Total RNA was extracted and purified from HTR8/SVneo cells using TRIzol reagent (Invitrogen, Carlsbad, CA, USA). The concentration of each RNA sample was determined by using NanoDrop 2000 spectrophotometer (Thermo Fisher Scientific Inc.). Then, 2 μg of total RNA was used as template to reversely transcribe the RNA to cDNA with Superscript II reverse transcriptase (Invitrogen, Carlsbad, CA, USA) according to the manufacturer's instructions.

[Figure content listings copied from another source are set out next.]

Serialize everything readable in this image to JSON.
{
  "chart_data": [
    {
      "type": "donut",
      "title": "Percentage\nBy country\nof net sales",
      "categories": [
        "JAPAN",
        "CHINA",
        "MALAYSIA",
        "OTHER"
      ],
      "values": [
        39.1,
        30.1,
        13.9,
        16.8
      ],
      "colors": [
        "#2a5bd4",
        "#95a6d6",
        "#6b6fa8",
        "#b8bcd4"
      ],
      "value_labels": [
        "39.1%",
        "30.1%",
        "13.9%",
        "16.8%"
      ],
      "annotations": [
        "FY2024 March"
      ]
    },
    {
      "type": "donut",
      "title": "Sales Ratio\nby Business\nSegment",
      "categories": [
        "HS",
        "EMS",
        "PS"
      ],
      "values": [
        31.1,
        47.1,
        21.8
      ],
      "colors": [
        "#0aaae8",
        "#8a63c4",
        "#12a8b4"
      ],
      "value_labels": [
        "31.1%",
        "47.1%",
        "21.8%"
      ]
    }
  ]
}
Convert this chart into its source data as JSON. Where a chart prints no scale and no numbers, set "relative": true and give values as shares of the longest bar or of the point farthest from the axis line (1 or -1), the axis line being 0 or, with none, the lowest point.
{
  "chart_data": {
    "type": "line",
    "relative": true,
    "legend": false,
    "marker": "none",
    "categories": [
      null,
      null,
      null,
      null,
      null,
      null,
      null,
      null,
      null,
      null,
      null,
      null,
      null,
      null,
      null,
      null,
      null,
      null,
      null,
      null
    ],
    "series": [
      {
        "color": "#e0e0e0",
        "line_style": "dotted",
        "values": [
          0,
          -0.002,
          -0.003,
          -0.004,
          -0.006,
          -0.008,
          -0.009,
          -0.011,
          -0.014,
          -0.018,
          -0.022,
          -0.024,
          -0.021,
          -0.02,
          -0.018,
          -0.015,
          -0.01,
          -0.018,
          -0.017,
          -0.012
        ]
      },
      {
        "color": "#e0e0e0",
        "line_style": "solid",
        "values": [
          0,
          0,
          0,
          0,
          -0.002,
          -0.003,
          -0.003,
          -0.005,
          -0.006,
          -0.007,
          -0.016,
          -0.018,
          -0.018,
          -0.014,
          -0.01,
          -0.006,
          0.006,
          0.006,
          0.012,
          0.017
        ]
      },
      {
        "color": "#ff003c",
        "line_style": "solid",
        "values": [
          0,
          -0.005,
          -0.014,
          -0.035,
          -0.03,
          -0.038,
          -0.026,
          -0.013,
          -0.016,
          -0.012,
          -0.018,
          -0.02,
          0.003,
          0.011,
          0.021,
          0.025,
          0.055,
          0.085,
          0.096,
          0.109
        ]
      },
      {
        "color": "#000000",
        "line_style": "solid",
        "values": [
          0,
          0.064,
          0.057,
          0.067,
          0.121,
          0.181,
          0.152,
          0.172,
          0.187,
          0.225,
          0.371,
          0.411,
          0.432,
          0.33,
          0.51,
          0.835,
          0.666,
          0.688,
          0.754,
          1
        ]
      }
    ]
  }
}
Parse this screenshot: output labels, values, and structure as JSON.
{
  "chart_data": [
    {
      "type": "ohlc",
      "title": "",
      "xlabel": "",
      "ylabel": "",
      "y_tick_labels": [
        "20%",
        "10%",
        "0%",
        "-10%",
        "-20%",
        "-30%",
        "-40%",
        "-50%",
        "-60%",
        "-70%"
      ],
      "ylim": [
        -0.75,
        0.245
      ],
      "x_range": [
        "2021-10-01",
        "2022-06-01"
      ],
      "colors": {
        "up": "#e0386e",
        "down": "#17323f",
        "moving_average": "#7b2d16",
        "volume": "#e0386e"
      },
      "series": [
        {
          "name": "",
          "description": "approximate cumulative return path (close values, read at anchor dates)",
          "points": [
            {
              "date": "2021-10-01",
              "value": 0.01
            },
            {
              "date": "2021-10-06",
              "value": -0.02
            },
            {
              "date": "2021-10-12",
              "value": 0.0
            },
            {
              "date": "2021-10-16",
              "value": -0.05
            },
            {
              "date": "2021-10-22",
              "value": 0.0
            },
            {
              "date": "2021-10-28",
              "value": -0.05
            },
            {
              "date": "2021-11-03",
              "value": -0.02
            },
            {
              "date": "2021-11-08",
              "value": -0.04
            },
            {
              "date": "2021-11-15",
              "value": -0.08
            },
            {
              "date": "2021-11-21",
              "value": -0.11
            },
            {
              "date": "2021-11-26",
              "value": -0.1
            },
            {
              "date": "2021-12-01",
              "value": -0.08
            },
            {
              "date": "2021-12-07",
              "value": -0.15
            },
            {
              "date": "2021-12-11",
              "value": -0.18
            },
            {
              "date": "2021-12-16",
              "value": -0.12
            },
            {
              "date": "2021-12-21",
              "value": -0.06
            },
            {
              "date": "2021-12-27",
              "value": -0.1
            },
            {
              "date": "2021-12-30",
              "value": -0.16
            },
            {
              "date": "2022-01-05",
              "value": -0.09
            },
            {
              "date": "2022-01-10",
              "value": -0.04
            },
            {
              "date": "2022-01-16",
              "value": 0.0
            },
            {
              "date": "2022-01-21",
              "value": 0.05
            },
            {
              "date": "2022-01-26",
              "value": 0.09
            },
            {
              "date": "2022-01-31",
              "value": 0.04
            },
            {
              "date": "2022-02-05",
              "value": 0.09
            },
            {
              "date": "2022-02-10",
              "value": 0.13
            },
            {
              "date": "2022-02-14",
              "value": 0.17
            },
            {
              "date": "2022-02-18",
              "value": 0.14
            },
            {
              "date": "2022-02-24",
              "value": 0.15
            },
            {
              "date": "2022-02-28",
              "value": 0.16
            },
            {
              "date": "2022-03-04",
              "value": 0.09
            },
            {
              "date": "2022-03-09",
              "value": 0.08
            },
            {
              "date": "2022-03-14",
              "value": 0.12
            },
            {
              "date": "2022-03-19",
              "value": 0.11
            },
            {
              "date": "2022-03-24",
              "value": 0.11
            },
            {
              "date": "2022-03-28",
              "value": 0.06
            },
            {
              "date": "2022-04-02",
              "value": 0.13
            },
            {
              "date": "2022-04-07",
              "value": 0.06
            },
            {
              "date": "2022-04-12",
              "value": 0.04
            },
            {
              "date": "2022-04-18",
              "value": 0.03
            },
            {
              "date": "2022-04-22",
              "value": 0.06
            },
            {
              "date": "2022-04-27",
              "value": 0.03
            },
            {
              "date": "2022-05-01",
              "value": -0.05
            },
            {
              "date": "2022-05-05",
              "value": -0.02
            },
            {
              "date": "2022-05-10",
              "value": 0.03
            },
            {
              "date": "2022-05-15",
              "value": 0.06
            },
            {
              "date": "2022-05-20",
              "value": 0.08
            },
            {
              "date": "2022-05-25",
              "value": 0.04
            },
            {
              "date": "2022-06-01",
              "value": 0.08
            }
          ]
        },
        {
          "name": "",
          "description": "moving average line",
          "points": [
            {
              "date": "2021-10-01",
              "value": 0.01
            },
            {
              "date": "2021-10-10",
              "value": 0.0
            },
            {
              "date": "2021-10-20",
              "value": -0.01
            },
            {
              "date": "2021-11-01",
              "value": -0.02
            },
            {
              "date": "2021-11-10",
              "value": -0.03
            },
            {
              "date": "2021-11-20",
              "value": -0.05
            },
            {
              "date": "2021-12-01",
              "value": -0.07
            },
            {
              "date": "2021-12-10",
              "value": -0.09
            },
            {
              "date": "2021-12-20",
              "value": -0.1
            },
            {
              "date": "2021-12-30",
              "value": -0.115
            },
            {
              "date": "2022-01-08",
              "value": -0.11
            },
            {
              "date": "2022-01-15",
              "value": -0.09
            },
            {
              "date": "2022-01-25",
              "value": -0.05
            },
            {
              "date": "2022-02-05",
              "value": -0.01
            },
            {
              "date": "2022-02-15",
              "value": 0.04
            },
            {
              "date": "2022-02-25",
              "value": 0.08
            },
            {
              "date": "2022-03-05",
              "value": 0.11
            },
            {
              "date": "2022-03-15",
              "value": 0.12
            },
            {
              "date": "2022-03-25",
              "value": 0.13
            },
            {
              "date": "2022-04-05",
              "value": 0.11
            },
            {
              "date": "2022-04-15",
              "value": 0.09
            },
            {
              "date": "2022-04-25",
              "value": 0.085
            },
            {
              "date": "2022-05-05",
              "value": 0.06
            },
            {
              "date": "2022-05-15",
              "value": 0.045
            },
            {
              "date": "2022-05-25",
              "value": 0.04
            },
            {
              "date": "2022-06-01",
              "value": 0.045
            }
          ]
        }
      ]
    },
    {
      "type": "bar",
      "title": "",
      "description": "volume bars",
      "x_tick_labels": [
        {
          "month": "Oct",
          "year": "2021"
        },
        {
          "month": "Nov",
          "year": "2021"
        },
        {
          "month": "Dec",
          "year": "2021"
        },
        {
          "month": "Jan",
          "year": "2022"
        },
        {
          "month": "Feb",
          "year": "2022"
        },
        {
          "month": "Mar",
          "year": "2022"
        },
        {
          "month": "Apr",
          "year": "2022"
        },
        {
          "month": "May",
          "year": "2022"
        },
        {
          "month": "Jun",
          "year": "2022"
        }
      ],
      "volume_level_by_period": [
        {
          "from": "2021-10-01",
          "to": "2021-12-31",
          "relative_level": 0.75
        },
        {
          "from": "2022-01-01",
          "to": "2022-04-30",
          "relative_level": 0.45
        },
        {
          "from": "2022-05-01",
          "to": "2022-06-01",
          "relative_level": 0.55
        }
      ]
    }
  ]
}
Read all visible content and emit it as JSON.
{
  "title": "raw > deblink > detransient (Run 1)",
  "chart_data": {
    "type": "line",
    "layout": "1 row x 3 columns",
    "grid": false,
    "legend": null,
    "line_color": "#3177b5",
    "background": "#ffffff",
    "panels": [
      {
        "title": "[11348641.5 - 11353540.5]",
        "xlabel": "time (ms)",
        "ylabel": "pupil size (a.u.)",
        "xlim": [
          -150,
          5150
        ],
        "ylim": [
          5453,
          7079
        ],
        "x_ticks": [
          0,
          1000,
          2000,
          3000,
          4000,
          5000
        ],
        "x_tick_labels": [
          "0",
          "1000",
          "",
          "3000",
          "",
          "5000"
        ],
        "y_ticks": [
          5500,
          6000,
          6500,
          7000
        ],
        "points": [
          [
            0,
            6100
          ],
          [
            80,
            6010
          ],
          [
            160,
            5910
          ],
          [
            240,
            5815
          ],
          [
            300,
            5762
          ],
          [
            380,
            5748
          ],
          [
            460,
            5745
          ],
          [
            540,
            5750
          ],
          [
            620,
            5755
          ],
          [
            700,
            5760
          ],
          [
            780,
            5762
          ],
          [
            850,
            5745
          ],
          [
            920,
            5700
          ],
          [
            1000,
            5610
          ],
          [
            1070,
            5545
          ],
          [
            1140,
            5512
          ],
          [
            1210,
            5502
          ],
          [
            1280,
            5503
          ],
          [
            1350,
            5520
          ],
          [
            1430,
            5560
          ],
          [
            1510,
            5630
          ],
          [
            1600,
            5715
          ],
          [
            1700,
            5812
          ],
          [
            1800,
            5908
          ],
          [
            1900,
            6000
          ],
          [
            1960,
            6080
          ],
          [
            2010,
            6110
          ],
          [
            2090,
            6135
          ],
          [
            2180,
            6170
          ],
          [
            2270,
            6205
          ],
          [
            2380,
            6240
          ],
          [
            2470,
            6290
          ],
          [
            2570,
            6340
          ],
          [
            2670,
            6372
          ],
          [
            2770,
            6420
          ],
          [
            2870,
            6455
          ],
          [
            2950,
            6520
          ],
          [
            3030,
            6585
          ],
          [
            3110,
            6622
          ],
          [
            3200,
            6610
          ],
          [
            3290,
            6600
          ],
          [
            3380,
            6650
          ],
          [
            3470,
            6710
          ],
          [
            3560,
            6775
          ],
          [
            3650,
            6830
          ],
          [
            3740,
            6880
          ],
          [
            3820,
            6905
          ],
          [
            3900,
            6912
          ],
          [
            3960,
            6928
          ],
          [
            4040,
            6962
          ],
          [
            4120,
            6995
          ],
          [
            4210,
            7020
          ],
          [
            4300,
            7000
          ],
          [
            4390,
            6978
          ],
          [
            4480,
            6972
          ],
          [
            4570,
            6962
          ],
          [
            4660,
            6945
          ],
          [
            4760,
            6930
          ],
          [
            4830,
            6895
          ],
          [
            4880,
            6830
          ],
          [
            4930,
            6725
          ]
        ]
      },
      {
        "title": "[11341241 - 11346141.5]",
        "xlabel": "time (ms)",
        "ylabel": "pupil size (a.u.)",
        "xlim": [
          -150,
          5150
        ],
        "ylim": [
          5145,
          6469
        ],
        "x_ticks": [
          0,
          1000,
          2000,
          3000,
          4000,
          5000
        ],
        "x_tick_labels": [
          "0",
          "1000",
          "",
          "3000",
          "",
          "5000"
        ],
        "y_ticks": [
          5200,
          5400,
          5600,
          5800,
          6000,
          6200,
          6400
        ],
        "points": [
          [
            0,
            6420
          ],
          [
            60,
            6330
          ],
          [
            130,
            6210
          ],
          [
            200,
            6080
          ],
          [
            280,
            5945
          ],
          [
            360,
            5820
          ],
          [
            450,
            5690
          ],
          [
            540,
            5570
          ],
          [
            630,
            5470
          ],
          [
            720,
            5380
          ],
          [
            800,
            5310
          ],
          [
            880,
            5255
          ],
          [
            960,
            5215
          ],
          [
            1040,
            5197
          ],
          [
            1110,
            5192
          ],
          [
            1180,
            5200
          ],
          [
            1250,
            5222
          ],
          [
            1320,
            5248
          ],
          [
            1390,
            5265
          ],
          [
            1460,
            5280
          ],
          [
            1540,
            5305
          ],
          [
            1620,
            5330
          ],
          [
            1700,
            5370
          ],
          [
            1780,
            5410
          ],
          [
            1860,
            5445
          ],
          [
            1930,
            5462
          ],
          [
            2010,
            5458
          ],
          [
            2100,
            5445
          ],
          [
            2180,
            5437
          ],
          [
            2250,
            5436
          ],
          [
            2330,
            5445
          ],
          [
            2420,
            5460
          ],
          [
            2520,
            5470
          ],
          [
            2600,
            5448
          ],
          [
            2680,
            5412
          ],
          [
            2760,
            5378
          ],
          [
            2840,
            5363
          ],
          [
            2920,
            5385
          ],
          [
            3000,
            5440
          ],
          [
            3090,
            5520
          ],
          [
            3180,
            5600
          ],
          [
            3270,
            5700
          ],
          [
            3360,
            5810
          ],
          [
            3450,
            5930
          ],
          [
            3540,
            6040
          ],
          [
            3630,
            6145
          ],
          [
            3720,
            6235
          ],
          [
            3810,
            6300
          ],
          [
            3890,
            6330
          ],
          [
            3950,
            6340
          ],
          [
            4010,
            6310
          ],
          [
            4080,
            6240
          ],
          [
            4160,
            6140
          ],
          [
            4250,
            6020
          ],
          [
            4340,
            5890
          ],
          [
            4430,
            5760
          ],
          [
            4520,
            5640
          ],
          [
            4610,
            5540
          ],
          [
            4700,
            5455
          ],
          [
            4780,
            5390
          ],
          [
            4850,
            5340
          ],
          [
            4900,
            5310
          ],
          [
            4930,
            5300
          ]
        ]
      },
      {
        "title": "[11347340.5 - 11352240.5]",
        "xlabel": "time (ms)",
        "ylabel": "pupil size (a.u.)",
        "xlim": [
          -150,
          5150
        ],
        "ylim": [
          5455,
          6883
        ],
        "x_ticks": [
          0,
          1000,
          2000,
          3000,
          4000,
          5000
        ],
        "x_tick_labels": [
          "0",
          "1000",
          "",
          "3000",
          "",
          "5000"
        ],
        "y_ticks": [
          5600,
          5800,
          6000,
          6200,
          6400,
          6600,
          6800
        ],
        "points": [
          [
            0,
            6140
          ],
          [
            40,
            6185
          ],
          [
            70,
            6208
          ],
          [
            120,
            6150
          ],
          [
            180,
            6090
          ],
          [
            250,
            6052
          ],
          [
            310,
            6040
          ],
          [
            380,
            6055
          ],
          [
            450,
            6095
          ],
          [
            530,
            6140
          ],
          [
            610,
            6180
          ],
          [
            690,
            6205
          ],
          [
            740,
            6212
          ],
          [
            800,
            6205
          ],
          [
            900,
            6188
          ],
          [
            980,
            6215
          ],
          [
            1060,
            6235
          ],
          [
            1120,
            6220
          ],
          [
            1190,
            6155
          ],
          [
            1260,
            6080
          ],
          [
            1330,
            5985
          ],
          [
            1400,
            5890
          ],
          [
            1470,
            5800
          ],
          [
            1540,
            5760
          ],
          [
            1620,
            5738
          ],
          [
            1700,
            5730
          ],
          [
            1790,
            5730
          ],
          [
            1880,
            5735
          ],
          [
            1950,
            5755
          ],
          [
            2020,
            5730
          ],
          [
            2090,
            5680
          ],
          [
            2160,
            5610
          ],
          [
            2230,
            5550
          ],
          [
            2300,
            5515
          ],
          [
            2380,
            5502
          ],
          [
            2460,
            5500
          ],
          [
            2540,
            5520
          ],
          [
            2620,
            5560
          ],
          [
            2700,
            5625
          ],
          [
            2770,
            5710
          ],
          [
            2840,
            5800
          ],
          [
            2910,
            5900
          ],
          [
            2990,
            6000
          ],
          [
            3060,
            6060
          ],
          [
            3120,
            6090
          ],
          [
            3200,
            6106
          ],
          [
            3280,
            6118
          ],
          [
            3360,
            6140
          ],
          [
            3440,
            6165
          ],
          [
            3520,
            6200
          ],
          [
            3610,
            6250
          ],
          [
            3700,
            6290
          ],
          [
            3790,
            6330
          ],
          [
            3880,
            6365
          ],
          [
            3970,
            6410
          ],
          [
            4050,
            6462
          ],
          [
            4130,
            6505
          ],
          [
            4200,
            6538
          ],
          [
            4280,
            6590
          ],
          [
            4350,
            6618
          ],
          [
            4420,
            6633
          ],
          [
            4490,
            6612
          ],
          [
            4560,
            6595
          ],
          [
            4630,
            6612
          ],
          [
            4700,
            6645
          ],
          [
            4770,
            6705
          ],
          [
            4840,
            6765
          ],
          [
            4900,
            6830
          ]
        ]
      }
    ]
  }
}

Quantitative real-time PCR was performed with SYBR Premix Ex Taq kit (Takara, Dalian, China) according to the manufacturer's instructions using real-time PCR System (ABI PRISM 7500 Real-time PCR System; Applied Biosystems, Foster City, CA, USA). The samples were subjected to an initial stage of 3 min at 95 °C. The conditions for cDNA amplification were as follows: 40 cycles at 95 °C for 5 s, and 60 °C for 30 s. The experiment was performed in triplicates.

Specific primers used for amplification were as follows:

IGF2BP3 forward: 5′-GTCAAGTGCAGAAGTTGTTGTC-3′,

IGF2BP3 reverse: 5′-GCAATCTGTCTTTGGTTTGGC-3′,

IGF2 forward: 5′-CCGAAACAGGCTACTCTCCT-3′,

IGF2 reverse: 5′-AGGGTGTTTAAAGCCAATCG-3′,

CD44 forward: 5′-GCCCTTCCATAGCCTAATCC-3′,

CD44 reverse: 5′-CTTTGGTGTCTCCCAGAAGC-3′,

CD164 forward: 5′-GAGTGCTGTAGGATTAATTGGAAAAT-3′,

CD164 reverse: 5'-GGGAGGAATGGAATTCTGC-3',

GAPDH forward: 5'-GTCGCCAGCCGAGCCACATC-3',

GAPDH reverse: 5'-CCAGGCGCCCAATACGACCA-3'.

Statistical analysis

The bands from western blotting and gelatin zymography were quantified by MetaView Image Analyzing System (Version 4.50; Universal Imaging Co., Downingtown, PA, USA). Each experiment was performed in triplicates. Results were presented as means±S.D. The t-test was performed using the Statistical Package for Social Science (SPSS for Windows package release 10.0; SPSS Inc., Chicago, IL, USA) and indicated in Results and Figure legends. P<0.05 was considered as statistically significant. *P<0.05; **P<0.01.